Deferring the ones in ophyd.sim
seems to require a small breaking change, as mentioned above: either omitting the two relevant instances from the global namespace, or requiring a new method to explicitly start their thread.
Deferring the ones in the control layer sounds harder, and might better be considered in a separate PR. (It’s possible that we should not change that.)
The objects that are causing trouble are rand
and rand2
(class SynPeriodicSignal
). One of the ways to deal with this is to add a new 'start' method in SynPeriodicSignal
that will start the thread (and start the value updates). But it will require updating all the code that is using rand
, rand2
and SynPeriodicSignal
.
The other way is to override methods of Signal
class in SynPeriodicSignal
(trigger
, get
, put
, set
, read
, value
properties to first check if the thread exists and create the thread if needed).

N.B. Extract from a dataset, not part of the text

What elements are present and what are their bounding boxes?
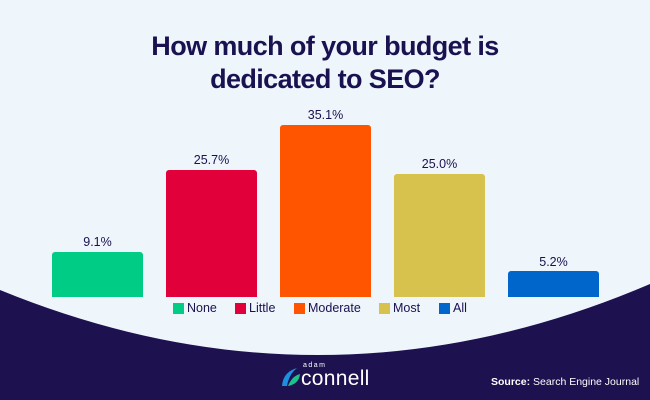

Good thought! Could we do both? That is, provide a public method but automatically call that public method when one of those methods(get
, put
, ...) is called? I think we'll have to include subscribe
as well.
It might be good to give the method a name that makes it clear to the reader that this is only necessary because it is a simulated detector, like start_simulation()
.
Two of the threads were addressed by #877. The others are related to starting a context in the control layer at import time. Can we instead start these threads the first time the control layer is actually used?
This is less than ideal:
I guess this is due to the various simulated signals that update on a background thread. It is worth considering an API breaking change to move these out of global scope (only create them when
hw()
is called) and/or add a special method to explicitly start their background thread.Edit: As @dmgav points out below, only two of these threads are actually due to
ophyd.sim
. It seems the rest are related to starting the control layer, with its various background threads for handling callbacks and so on. So the leakage isn't as bad as I originally feared, but it's still worth fixing.